Checkpoint inhibitors like pembrolizumab are immunotherapy drugs designed to disrupt the communication, common between some cancer cells and disease-fighting T-cells, that allows cancer to hide from the immune system. Immune cells are almost like the body’s police force, scanning other cells as they pass certain checkpoints to determine whether they pose a threat that needs to be neutralized, like an infection or disease. But because cancer is made of the body’s own cells gone awry, some cancer cells are able to mask their threat, by sending deceptive signals to protein receptors, located on the immune cells’ surface, as they pass the checkpoints. Checkpoint inhibitors are so named because they work by blocking those receptors and exposing the cancer as harmful and ripe for attack. If not for these checkpoints, the immune system may attack healthy cells. The goal with checkpoint inhibitors is to keep those healthy cell protections intact while empowering the immune system to recognize cancer’s threat. But they don’t always work as designed, and scientists are still trying to figure out why.
'Huge first step'
"These drugs release the brake on the immune system so our T-cells can look for a foreign antigen," Dr. Markman says. "The question is: What's in the tumor cells that they will find when they release the brake? What are they attacking?" Pembrolizumab, for example, yields positive results about 20 percent of the time it’s used. While researchers don’t know why it works in some patients but not others, what they have discovered is that the MSI-H and/or dMMR defects are present in cancers in which the drug has shown positive results, regardless of where the tumor is located. In fact, these defects have been found in a number of patients, across cancer types. MSI-H has been detected in 15 percent of all colorectal tumors, as well as patients with bladder, breast, prostate and thyroid cancers. The defect has also been found in 90 percent of colorectal cancers in patients with Lynch syndrome, a genetic condition that elevates the risk for some cancers.

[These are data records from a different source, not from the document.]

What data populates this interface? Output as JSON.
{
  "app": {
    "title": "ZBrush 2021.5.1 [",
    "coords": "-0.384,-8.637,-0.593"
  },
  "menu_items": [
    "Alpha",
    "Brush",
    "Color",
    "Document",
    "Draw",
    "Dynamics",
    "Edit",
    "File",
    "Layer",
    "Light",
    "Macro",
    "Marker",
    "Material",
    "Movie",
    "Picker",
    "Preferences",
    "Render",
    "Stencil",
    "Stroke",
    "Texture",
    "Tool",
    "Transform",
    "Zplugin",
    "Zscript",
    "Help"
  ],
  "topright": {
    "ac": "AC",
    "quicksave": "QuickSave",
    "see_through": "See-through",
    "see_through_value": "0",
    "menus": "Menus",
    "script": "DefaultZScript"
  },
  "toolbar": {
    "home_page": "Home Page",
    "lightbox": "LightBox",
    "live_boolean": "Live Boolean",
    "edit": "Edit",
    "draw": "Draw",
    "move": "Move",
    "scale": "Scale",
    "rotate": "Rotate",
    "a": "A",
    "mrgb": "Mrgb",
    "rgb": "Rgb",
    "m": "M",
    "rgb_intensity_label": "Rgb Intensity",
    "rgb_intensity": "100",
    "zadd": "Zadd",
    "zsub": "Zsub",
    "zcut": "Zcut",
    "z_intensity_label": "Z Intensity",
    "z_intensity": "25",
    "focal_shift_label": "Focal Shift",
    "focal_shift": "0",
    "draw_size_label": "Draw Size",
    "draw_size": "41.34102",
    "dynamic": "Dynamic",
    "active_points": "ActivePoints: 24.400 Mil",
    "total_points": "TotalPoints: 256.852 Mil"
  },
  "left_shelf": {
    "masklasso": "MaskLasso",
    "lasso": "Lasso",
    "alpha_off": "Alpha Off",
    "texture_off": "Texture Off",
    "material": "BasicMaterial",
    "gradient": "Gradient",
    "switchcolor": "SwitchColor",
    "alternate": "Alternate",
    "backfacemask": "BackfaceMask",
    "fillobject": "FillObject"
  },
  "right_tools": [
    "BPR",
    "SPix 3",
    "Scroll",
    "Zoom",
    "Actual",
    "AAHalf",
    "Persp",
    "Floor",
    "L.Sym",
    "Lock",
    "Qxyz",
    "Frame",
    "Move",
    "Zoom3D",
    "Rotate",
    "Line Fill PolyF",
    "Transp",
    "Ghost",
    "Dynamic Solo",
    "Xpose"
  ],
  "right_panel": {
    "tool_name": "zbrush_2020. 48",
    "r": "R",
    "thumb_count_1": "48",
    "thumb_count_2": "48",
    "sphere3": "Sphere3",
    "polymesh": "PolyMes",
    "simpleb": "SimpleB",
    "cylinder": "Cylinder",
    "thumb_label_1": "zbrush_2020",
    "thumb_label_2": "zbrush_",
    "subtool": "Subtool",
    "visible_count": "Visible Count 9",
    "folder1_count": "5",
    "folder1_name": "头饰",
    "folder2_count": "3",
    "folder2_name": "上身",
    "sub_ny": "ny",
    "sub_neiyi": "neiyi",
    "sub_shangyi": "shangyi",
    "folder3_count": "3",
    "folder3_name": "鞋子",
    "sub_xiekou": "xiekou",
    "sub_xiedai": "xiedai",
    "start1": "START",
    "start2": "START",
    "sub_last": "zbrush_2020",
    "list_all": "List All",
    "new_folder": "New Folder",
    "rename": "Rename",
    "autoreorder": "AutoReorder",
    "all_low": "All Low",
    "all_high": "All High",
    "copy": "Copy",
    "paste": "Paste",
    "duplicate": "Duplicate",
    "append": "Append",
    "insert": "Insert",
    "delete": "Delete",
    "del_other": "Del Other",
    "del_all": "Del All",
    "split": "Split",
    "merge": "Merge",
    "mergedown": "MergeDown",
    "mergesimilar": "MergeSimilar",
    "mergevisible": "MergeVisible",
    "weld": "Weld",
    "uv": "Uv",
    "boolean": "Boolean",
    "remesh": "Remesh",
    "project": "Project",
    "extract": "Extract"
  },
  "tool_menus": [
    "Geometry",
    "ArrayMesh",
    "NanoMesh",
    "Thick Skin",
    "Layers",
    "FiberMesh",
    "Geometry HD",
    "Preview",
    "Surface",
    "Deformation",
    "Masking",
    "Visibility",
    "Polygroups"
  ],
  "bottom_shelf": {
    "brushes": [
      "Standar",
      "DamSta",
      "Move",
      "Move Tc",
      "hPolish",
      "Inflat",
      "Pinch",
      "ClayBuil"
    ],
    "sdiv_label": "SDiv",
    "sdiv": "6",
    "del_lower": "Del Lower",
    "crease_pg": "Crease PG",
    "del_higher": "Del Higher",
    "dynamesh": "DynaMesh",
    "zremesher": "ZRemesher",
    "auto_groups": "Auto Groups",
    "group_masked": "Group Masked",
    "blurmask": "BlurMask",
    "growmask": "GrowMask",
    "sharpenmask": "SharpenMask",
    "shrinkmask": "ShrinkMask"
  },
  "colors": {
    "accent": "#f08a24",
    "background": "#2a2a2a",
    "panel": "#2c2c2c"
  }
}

So far, the FDA has approved checkpoint inhibitors to treat several cancers, but only based on where they formed in the body—in the lung, bladder and kidney, for example. The drugs are also approved to treat Hodgkin lymphoma and metastatic melanoma. Dr. Kazmi says that by basing this new approval solely on a cancer's specific genetic feature, the FDA is taking "the first huge step" in changing how cancer may be treated in the future. "It is very exciting that the FDA is being so forward thinking by changing its views on traditional cancer treatment," she says. "We do not want to be limited by the origin of the cancer. We want to attack it at its core, its driving mechanism."